Ricercatori hanno documentato quello che si sapeva: nel triangolo Elba-Corsica-Capraia, all’interno del Santuario dei Cetacei Pelagos, esiste una vera e propria “zuppa di plastica”. L’isola nel Mar Tirreno che non si vuole vedere: fatta di bottiglie, reti da pesca abbandonate e sacchetti e bicchieri monouso con milioni di frammenti invisibili di polimeri sintetici. Lo specchio impietoso della nostra civiltà dei consumi.
Un terzo delle balene trovate morte nel Mediterraneo e l’80 p.c. delle tartarughe marine avevano lo stomaco pieno di rifiuti di plastica. Solo il 15 p.c. della plastica rimane in superficie: la parte restante affonda sui fondali dove i danni all’ecosistema sono ancora più difficili da quantificare e affrontare. Una volta ingeriti dai pesci e dai molluschi arrivano all’uomo attraverso ogni pasto a base di pesce e sono praticamente impossibili da eliminare dal nostro organismo.
La stragrande maggioranza di questo materiale arriva dalla terraferma: dai fiumi, dagli scarichi urbani, dalla pesca che lascia reti e attrezzature in mare, dai rifiuti abbandonati sulle spiagge. Oltre la metà dei rifiuti e’ composta dalla plastica monouso: bicchieri, cannucce, cotton fioc, posate usa-e-getta. Oggetti che durano pochi minuti nella mano di chi li usa, e centinaia di anni nel mare.
Il problema, in altre parole, nasce nei supermercati, nei ristoranti, negli stabilimenti balneari e nelle barche da diporto. Nasce in decenni di produzione e consumo senza cultura del rifiuto. La soluzione richiede un cambio di paradigma e sistemico, ma esiste. Il nodo e’ la volontà politica di sostenerla e la consapevolezza collettiva che il problema riguarda tutti.

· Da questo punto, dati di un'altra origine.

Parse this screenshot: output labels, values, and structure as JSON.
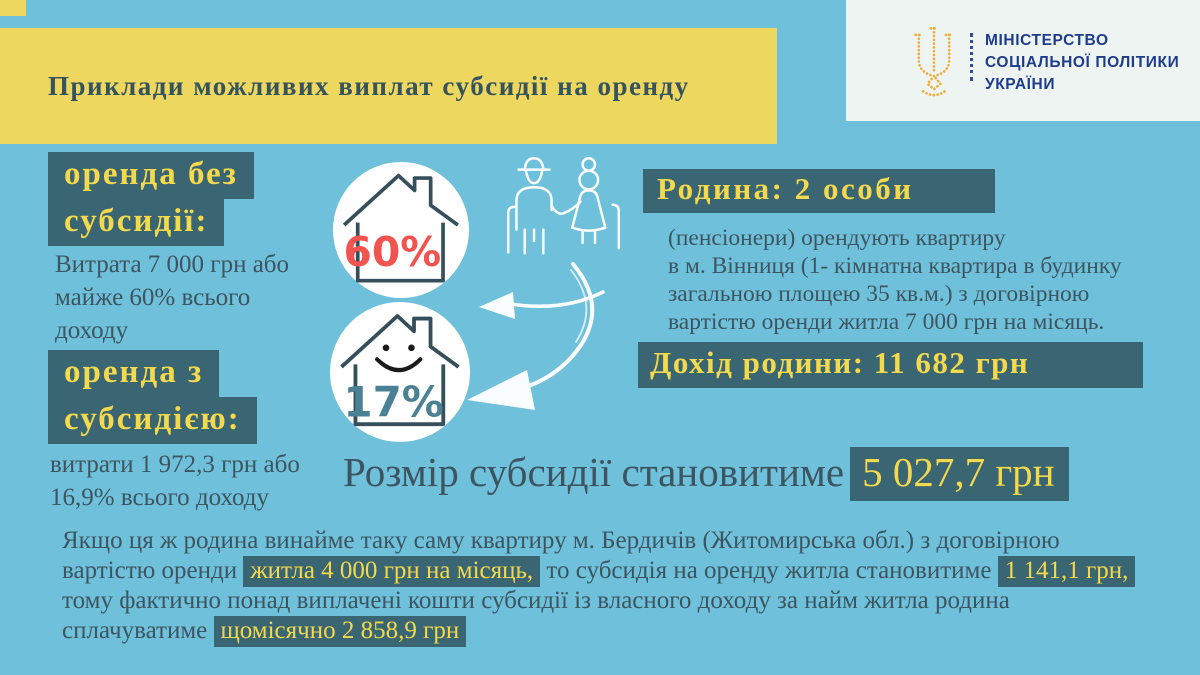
{
  "colors": {
    "background": "#6FC0DA",
    "banner_yellow": "#EDD75F",
    "box_dark_teal": "#3A6572",
    "accent_yellow_text": "#F4D94D",
    "body_text": "#3D5560",
    "ministry_blue": "#1E3C8C",
    "trident_gold": "#F1AD39",
    "percent_red": "#F2534E",
    "percent_teal": "#4B8195",
    "white": "#FFFFFF"
  },
  "header": {
    "title": "Приклади можливих виплат субсидії на оренду"
  },
  "ministry": {
    "name": "МІНІСТЕРСТВО\nСОЦІАЛЬНОЇ ПОЛІТИКИ\nУКРАЇНИ"
  },
  "left": {
    "no_subsidy_heading_line1": "оренда без",
    "no_subsidy_heading_line2": "субсидії:",
    "no_subsidy_text": "Витрата 7 000 грн або\nмайже 60% всього\nдоходу",
    "with_subsidy_heading_line1": "оренда з",
    "with_subsidy_heading_line2": "субсидією:",
    "with_subsidy_text": "витрати 1 972,3 грн або\n16,9% всього доходу"
  },
  "graphics": {
    "house_without_subsidy_pct": "60%",
    "house_with_subsidy_pct": "17%"
  },
  "family": {
    "heading": "Родина: 2 особи",
    "description": "(пенсіонери) орендують квартиру\nв м. Вінниця (1- кімнатна квартира в будинку\nзагальною площею 35 кв.м.) з договірною\nвартістю оренди житла 7 000 грн на місяць.",
    "income": "Дохід родини: 11 682 грн"
  },
  "subsidy": {
    "label": "Розмір субсидії становитиме",
    "amount": "5 027,7 грн"
  },
  "bottom_paragraph": {
    "runs": [
      {
        "text": "Якщо ця ж родина винайме таку саму квартиру м. Бердичів (Житомирська обл.) з договірною вартістю оренди ",
        "highlight": false
      },
      {
        "text": "житла 4 000 грн на місяць,",
        "highlight": true
      },
      {
        "text": " то субсидія на оренду житла становитиме ",
        "highlight": false
      },
      {
        "text": "1 141,1 грн,",
        "highlight": true
      },
      {
        "text": " тому фактично понад виплачені кошти субсидії із власного доходу за найм житла родина сплачуватиме ",
        "highlight": false
      },
      {
        "text": "щомісячно 2 858,9 грн",
        "highlight": true
      }
    ]
  }
}
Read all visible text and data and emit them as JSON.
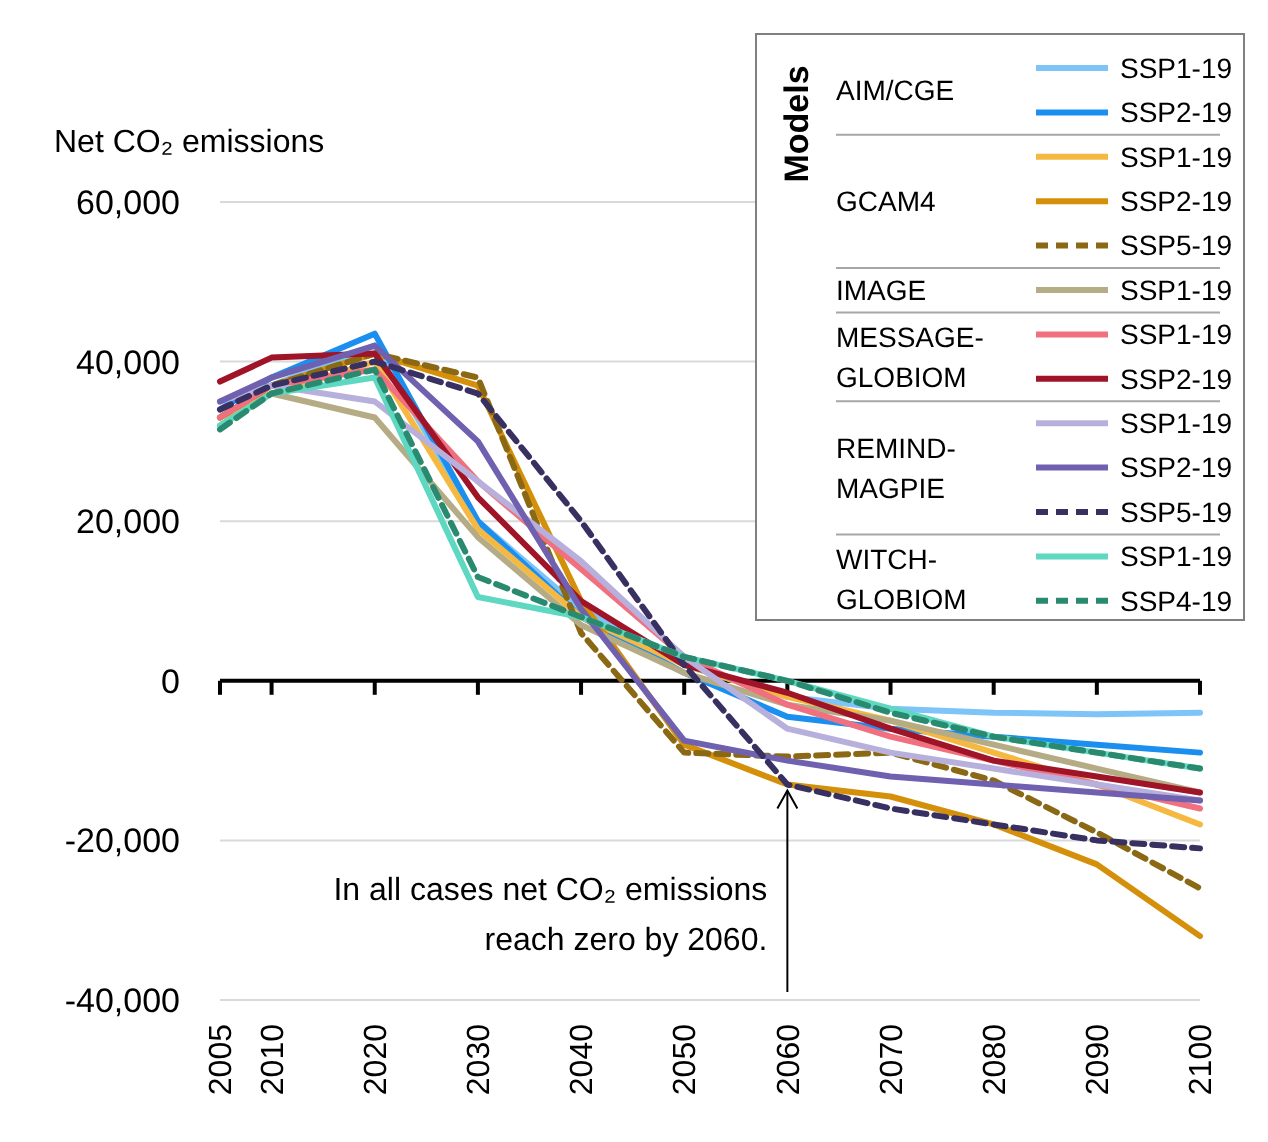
{
  "chart_data": {
    "type": "line",
    "ylabel": "Net CO₂ emissions",
    "legend_title": "Models",
    "legend": "top right",
    "grid": "y",
    "line_style": "solid",
    "marker": "none",
    "x": [
      2005,
      2010,
      2020,
      2030,
      2040,
      2050,
      2060,
      2070,
      2080,
      2090,
      2100
    ],
    "xlim": [
      2005,
      2100
    ],
    "xticks": [
      2005,
      2010,
      2020,
      2030,
      2040,
      2050,
      2060,
      2070,
      2080,
      2090,
      2100
    ],
    "ylim": [
      -40000,
      60000
    ],
    "yticks": [
      {
        "value": -40000,
        "label": "-40,000"
      },
      {
        "value": -20000,
        "label": "-20,000"
      },
      {
        "value": 0,
        "label": "0"
      },
      {
        "value": 20000,
        "label": "20,000"
      },
      {
        "value": 40000,
        "label": "40,000"
      },
      {
        "value": 60000,
        "label": "60,000"
      }
    ],
    "annotations": [
      {
        "text": "In all cases net CO₂ emissions reach zero by 2060.",
        "x": 2060,
        "y": -13000
      },
      "AIM/CGE",
      "GCAM4",
      "IMAGE",
      "MESSAGE-GLOBIOM",
      "REMIND-MAGPIE",
      "WITCH-GLOBIOM"
    ],
    "series": [
      {
        "name": "SSP1-19",
        "color": "#7fc4f8",
        "values": [
          35000,
          37000,
          42000,
          20000,
          9000,
          2000,
          -2000,
          -3500,
          -4000,
          -4200,
          -4000
        ]
      },
      {
        "name": "SSP2-19",
        "color": "#1a8ff0",
        "values": [
          34000,
          38000,
          43500,
          20000,
          8000,
          1000,
          -4500,
          -6000,
          -7000,
          -8000,
          -9000
        ]
      },
      {
        "name": "SSP1-19",
        "color": "#f5b942",
        "values": [
          33000,
          36000,
          40000,
          19000,
          8000,
          2000,
          -2000,
          -5000,
          -9000,
          -13000,
          -18000
        ]
      },
      {
        "name": "SSP2-19",
        "color": "#d4900a",
        "values": [
          33000,
          37000,
          41000,
          37000,
          10000,
          -8000,
          -13000,
          -14500,
          -18000,
          -23000,
          -32000
        ]
      },
      {
        "name": "SSP5-19",
        "color": "#8b6914",
        "line_style": "dashed",
        "values": [
          33000,
          37000,
          41000,
          38000,
          6000,
          -9000,
          -9500,
          -9000,
          -12500,
          -19000,
          -26000
        ]
      },
      {
        "name": "SSP1-19",
        "color": "#b5ac86",
        "values": [
          32000,
          36000,
          33000,
          18000,
          7000,
          1000,
          -3000,
          -5000,
          -8000,
          -11000,
          -14000
        ]
      },
      {
        "name": "SSP1-19",
        "color": "#f07080",
        "values": [
          33000,
          37000,
          39000,
          25000,
          14000,
          3000,
          -3000,
          -7000,
          -10000,
          -13000,
          -16000
        ]
      },
      {
        "name": "SSP2-19",
        "color": "#a01428",
        "values": [
          37500,
          40500,
          41000,
          23000,
          10000,
          2000,
          -1500,
          -6000,
          -10000,
          -12000,
          -14000
        ]
      },
      {
        "name": "SSP1-19",
        "color": "#b8b0dc",
        "values": [
          35000,
          37000,
          35000,
          25000,
          15000,
          3000,
          -6000,
          -9000,
          -11000,
          -13000,
          -15000
        ]
      },
      {
        "name": "SSP2-19",
        "color": "#7060b0",
        "values": [
          35000,
          38000,
          42000,
          30000,
          9000,
          -7500,
          -10000,
          -12000,
          -13000,
          -14000,
          -15000
        ]
      },
      {
        "name": "SSP5-19",
        "color": "#383060",
        "line_style": "dashed",
        "values": [
          34000,
          37000,
          40000,
          36000,
          20000,
          2000,
          -13000,
          -16000,
          -18000,
          -20000,
          -21000
        ]
      },
      {
        "name": "SSP1-19",
        "color": "#5ed8c0",
        "values": [
          32000,
          36000,
          38000,
          10500,
          8000,
          3000,
          0,
          -3500,
          -7000,
          -9000,
          -11000
        ]
      },
      {
        "name": "SSP4-19",
        "color": "#2a8a70",
        "line_style": "dashed",
        "values": [
          31500,
          36000,
          39000,
          13000,
          8000,
          3000,
          0,
          -4000,
          -7000,
          -9000,
          -11000
        ]
      }
    ]
  }
}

Prevenzione: la prima e più efficace misura e’ ridurre la plastica prima che raggiunga il mare. Il divieto dei monouso va esteso e applicato con rigore. Il modello delle isole Tremiti, dove l’amministrazione locale ha vietato l’uso di stoviglie, bicchieri e contenitori di plastica ammettendo solo prodotti biodegradabili, e’ regolabile in Toscana e sulle isole dell’Arcipelago. Cuore del problema e’ che in uno degli angoli più belli del Tirreno abbiamo un’isola che non esiste sulla carta geografica fatta di plastica.
Tuttavia, i numeri del 2025 ci dicono che il tempo si sta esaurendo. Ogni anno che passa il problema peggiora. Le microplastiche, attraverso la catena alimentare si avvicinano sempre di più al nostro piatto di pesce. L’Ente Parco, deve intervenire in collaborazione e concerto con i Comuni che agiscono sul territorio e in stretti rapporti con le amministrazioni provinciali, la Regione Toscana, il Ministero dell’Ambiente e della Tutela del Territorio e del Mare. E’ il momento di agire in fretta per il bene comune di tutta la comunità.